Design & Discovery: Gaining insights to data across systems
A strategy for effective data management
SilverRail is a train journey planning, ticketing, and data insight company, servicing some of the largest and most utilised train networks on the planet, as well as public transit networks in Perth, Wellington, Auckland and the United Kingdom.
SilverRail handles more than 1 billion online rail searches each year while distributing tickets for more than 35 partners. They support over 1 500 customers worldwide and process over 30 million bookings each year on their behalf.
The Customer Challenge
The SilverRail journey planning system receives data from multiple rail providers and generates journey plans that include trips across the providers and offers centralised ticketing for users to realise their planned journeys.
As updates to actual train arrival times and delays are published by the various providers, the SilverRail system ingests these updates and pushes changes to existing journeys so that users can re-plan their trips when differences between the timetables occur.
To enhance their offering, SilverRail wants to expand their system capabilities to enable the users of their journey planning software to see a historical representation of the reliability of the various rail services. With this feature, users can see if rail lines in their current plan display a high variance in the reliability of service, and in turn make informed changes to their journey plans.
With the historical data from the timetables and the actual arrival times, SilverRail wants to further enhance their users’ experiences by not only showing the historical variance of the rail services, but also predict if future services will run true to their schedules, based on current conditions.
In addition to predicting the reliability of future journeys, SilverRail wants to provide services around delay prediction. So, in cases where a service has notified SilverRail that there is a delay, SilverRail wants to use the information communicated as part of the delay notification in addition to historical data and other contextual data sources, to predict the severity of the delay.
These new features will assist users in missing fewer connections and enable them to proactively search for alternative journeys – benefits that put SilverRail’s services ahead of other providers, resulting in more engaged users that continue to utilise SilverRail’s services for future journey plans.
The Solution
SilverRail Brisbane engaged with TechConnect through their Discovery & Design (D&D) offering. This is a low-cost short engagement where our technical and business analysts meet with a customer’s team, execute ideation meetings to understand the customers environments, problems, business values, their drivers and success criteria for the envisioned project, and use this information to derive a preliminary cloud solution.

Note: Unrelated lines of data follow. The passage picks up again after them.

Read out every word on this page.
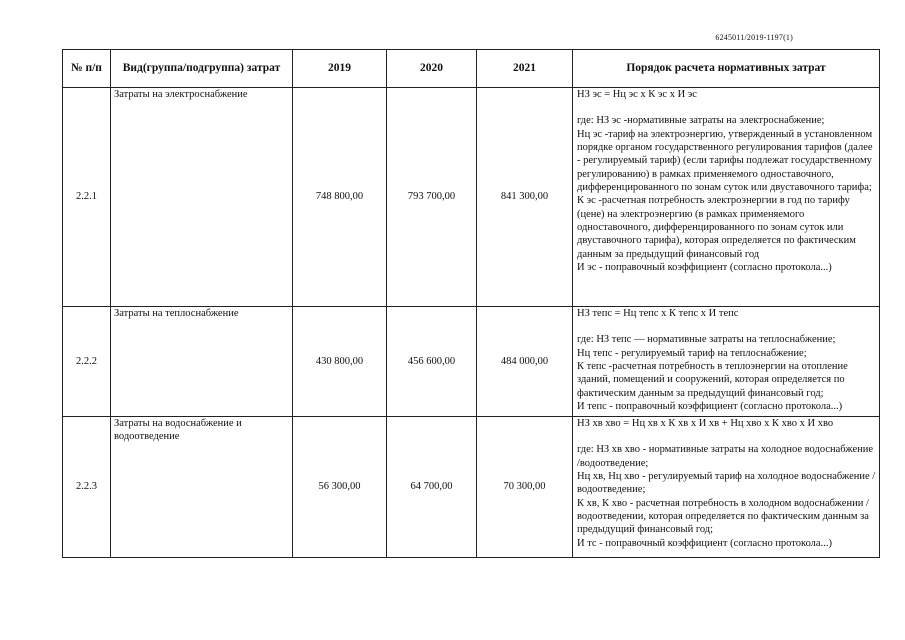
6245011/2019-1197(1)
№ п/п	Вид(группа/подгруппа) затрат	2019	2020	2021	Порядок расчета нормативных затрат
2.2.1	Затраты на электроснабжение	748 800,00	793 700,00	841 300,00	НЗ эс = Нц эс х К эс х И эс
где: НЗ эс -нормативные затраты на электроснабжение;
Нц эс -тариф на электроэнергию, утвержденный в установленном порядке органом государственного регулирования тарифов (далее - регулируемый тариф) (если тарифы подлежат государственному регулированию) в рамках применяемого одноставочного, дифференцированного по зонам суток или двуставочного тарифа;
К эс -расчетная потребность электроэнергии в год по тарифу (цене) на электроэнергию (в рамках применяемого одноставочного, дифференцированного по зонам суток или двуставочного тарифа), которая определяется по фактическим данным за предыдущий финансовый год
И эс - поправочный коэффициент (согласно протокола...)

2.2.2	Затраты на теплоснабжение	430 800,00	456 600,00	484 000,00	НЗ тепс = Нц тепс х К тепс х И тепс
где: НЗ тепс — нормативные затраты на теплоснабжение;
Нц тепс - регулируемый тариф на теплоснабжение;
К тепс -расчетная потребность в теплоэнергии на отопление зданий, помещений и сооружений, которая определяется по фактическим данным за предыдущий финансовый год;
И тепс - поправочный коэффициент (согласно протокола...)

2.2.3	Затраты на водоснабжение и водоотведение	56 300,00	64 700,00	70 300,00	НЗ хв хво = Нц хв х К хв х И хв + Нц хво х К хво х И хво
где: НЗ хв хво - нормативные затраты на холодное водоснабжение /водоотведение;
Нц хв, Нц хво - регулируемый тариф на холодное водоснабжение / водоотведение;
К хв, К хво - расчетная потребность в холодном водоснабжении / водоотведении, которая определяется по фактическим данным за предыдущий финансовый год;
И тс - поправочный коэффициент (согласно протокола...)
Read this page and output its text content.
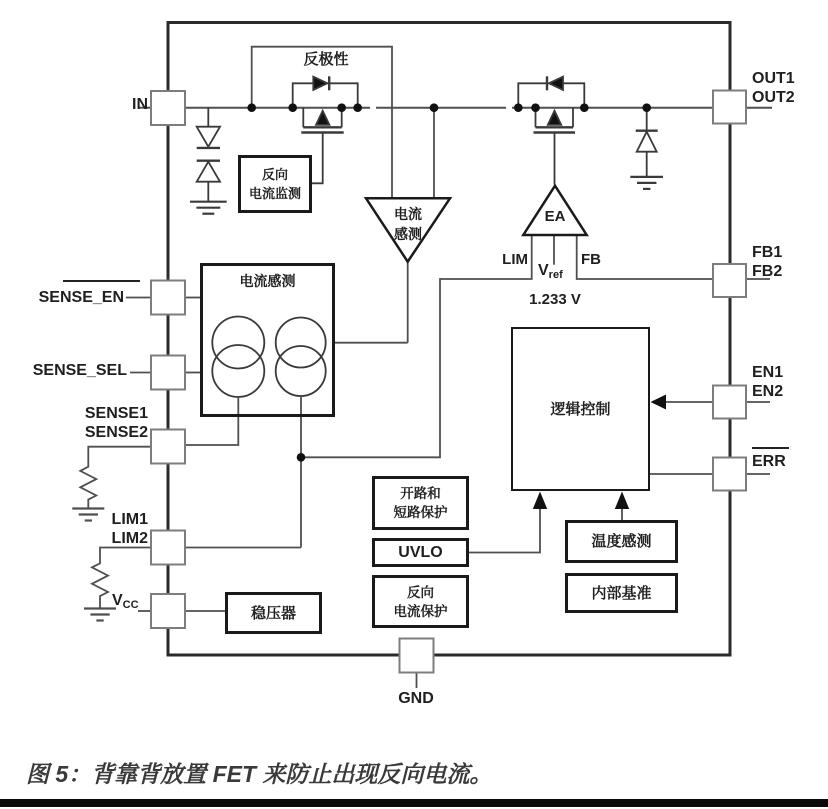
反向
电流监测
电流感测
逻辑控制
开路和
短路保护
UVLO
反向
电流保护
稳压器
温度感测
内部基准
反极性
电流
感测
EA
LIM	FB
$V_{ref}$
1.233 V
IN
OUT1
OUT2
FB1
FB2
EN1
EN2
ERR
SENSE_EN
SENSE_SEL
SENSE1
SENSE2
LIM1
LIM2
$V_{CC}$
GND
图 5：背靠背放置 FET 来防止出现反向电流。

Through this process, we analysed SilverRail’s software architecture and requirements to identify a solution and provide strategies on how to achieve the product enhancement objectives.

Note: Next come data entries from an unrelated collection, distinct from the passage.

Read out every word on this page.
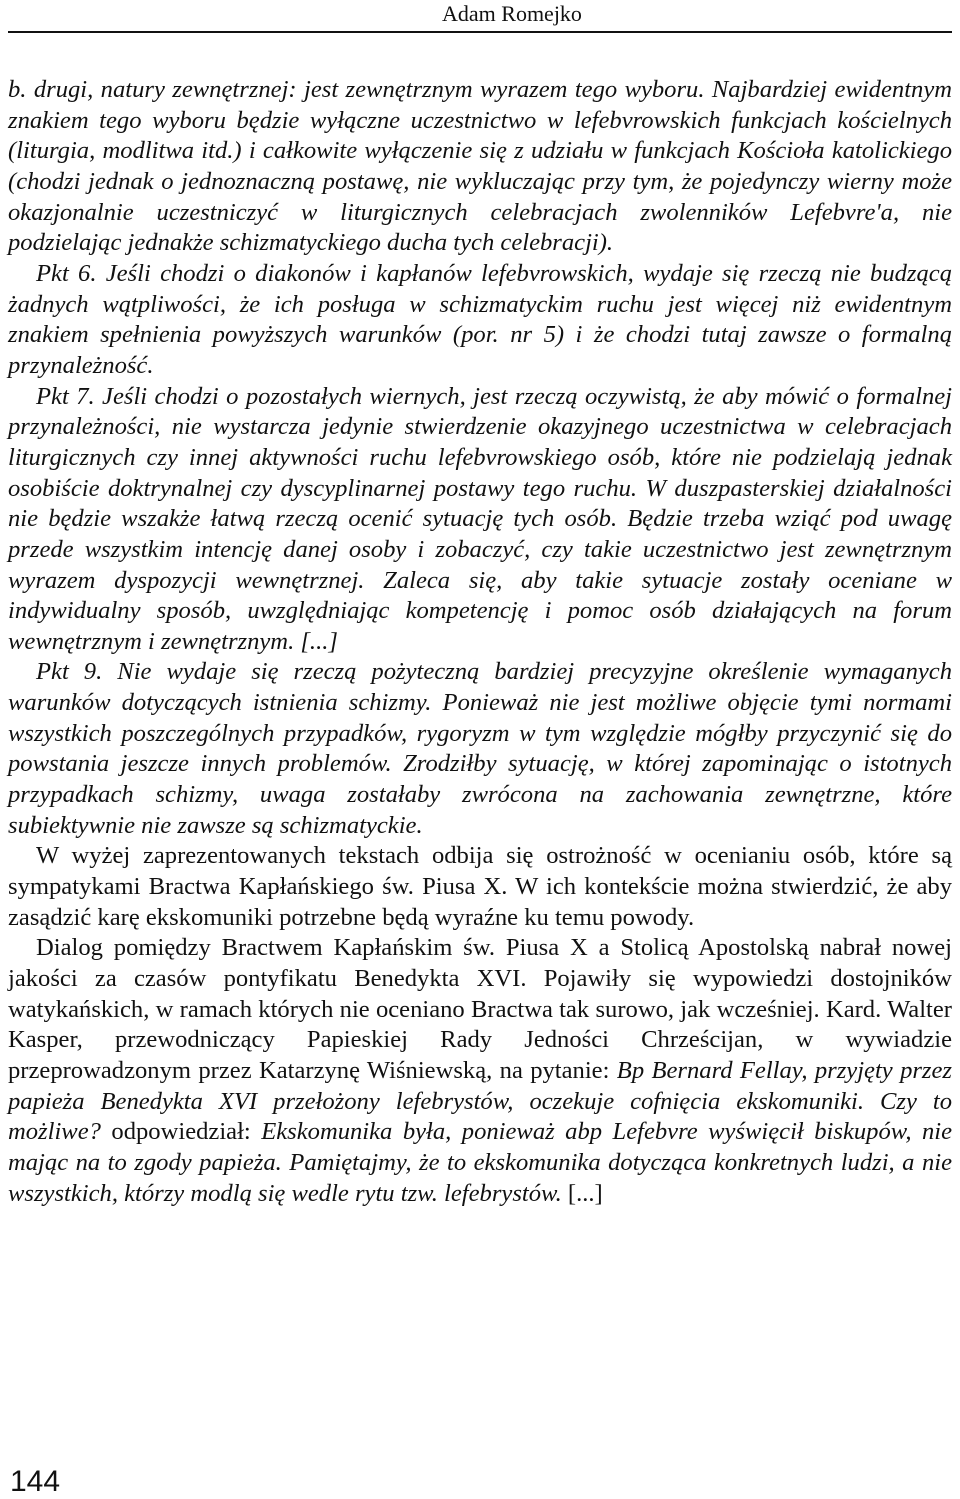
Adam Romejko

b. drugi, natury zewnętrznej: jest zewnętrznym wyrazem tego wyboru. Najbardziej ewidentnym znakiem tego wyboru będzie wyłączne uczestnictwo w lefebvrowskich funkcjach kościelnych (liturgia, modlitwa itd.) i całkowite wyłączenie się z udziału w funkcjach Kościoła katolickiego (chodzi jednak o jednoznaczną postawę, nie wykluczając przy tym, że pojedynczy wierny może okazjonalnie uczestniczyć w liturgicznych celebracjach zwolenników Lefebvre'a, nie podzielając jednakże schizmatyckiego ducha tych celebracji).

Pkt 6. Jeśli chodzi o diakonów i kapłanów lefebvrowskich, wydaje się rzeczą nie budzącą żadnych wątpliwości, że ich posługa w schizmatyckim ruchu jest więcej niż ewidentnym znakiem spełnienia powyższych warunków (por. nr 5) i że chodzi tutaj zawsze o formalną przynależność.

Pkt 7. Jeśli chodzi o pozostałych wiernych, jest rzeczą oczywistą, że aby mówić o formalnej przynależności, nie wystarcza jedynie stwierdzenie okazyjnego uczestnictwa w celebracjach liturgicznych czy innej aktywności ruchu lefebvrowskiego osób, które nie podzielają jednak osobiście doktrynalnej czy dyscyplinarnej postawy tego ruchu. W duszpasterskiej działalności nie będzie wszakże łatwą rzeczą ocenić sytuację tych osób. Będzie trzeba wziąć pod uwagę przede wszystkim intencję danej osoby i zobaczyć, czy takie uczestnictwo jest zewnętrznym wyrazem dyspozycji wewnętrznej. Zaleca się, aby takie sytuacje zostały oceniane w indywidualny sposób, uwzględniając kompetencję i pomoc osób działających na forum wewnętrznym i zewnętrznym. [...]

Pkt 9. Nie wydaje się rzeczą pożyteczną bardziej precyzyjne określenie wymaganych warunków dotyczących istnienia schizmy. Ponieważ nie jest możliwe objęcie tymi normami wszystkich poszczególnych przypadków, rygoryzm w tym względzie mógłby przyczynić się do powstania jeszcze innych problemów. Zrodziłby sytuację, w której zapominając o istotnych przypadkach schizmy, uwaga zostałaby zwrócona na zachowania zewnętrzne, które subiektywnie nie zawsze są schizmatyckie.

W wyżej zaprezentowanych tekstach odbija się ostrożność w ocenianiu osób, które są sympatykami Bractwa Kapłańskiego św. Piusa X. W ich kontekście można stwierdzić, że aby zasądzić karę ekskomuniki potrzebne będą wyraźne ku temu powody.

Dialog pomiędzy Bractwem Kapłańskim św. Piusa X a Stolicą Apostolską nabrał nowej jakości za czasów pontyfikatu Benedykta XVI. Pojawiły się wypowiedzi dostojników watykańskich, w ramach których nie oceniano Bractwa tak surowo, jak wcześniej. Kard. Walter Kasper, przewodniczący Papieskiej Rady Jedności Chrześcijan, w wywiadzie przeprowadzonym przez Katarzynę Wiśniewską, na pytanie: Bp Bernard Fellay, przyjęty przez papieża Benedykta XVI przełożony lefebrystów, oczekuje cofnięcia ekskomuniki. Czy to możliwe? odpowiedział: Ekskomunika była, ponieważ abp Lefebvre wyświęcił biskupów, nie mając na to zgody papieża. Pamiętajmy, że to ekskomunika dotycząca konkretnych ludzi, a nie wszystkich, którzy modlą się wedle rytu tzw. lefebrystów. [...]

144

As SilverRail already leverage the AWS cloud to host their existing journey planning software, we proposed adopting the native AWS services to achieve their objectives. This includes machine learning tools to meet the data prediction and forecasting requirements, and an “extract, transform, load” (ETL) data platform to extract the historical data, and then transform it into a format compatible with the existing journey planner systems.
We presented our solution to SilverRail Brisbane, including detailed concerns specific to SilverRail’s data and its use in the machine learning scenarios required to meet the project requirements.
As part of this engagement, we provided information on the services required to solve the problem, the configuration, and how the services communicate. We also provided estimates of the cost to run the infrastructure and to develop the solution, both in terms of man-power and additional infrastructure and included detailed analysis to justify the selection of each component and presented alternatives, with reasons why they were rejected from the solution. To support the implementation strategy, we included the points of integration with SilverRail’s existing software, a plan of high-level milestones and ways-of-working, and a pathway to production release that does not compromise the SLAs and requirements of SilverRail’s existing solution.
We also presented some machine learning basics and detailed the services that SilverRail could employ to ensure that their experiments, settings, models, datasets, and other machine learning artifacts are well catalogued and understood.
All information was provided with supporting documentation and references so that SilverRail could choose to either engage with TechConnect to implement the solution, or they could realise the solution internally.
The design, delivery methodology and approach to success presented empowered SilverRail with the knowledge and understanding required to take on the project in their team, with full confidence that they can achieve their goals. With this engagement complete, TechConnect remains available to support SilverRail throughout their journey.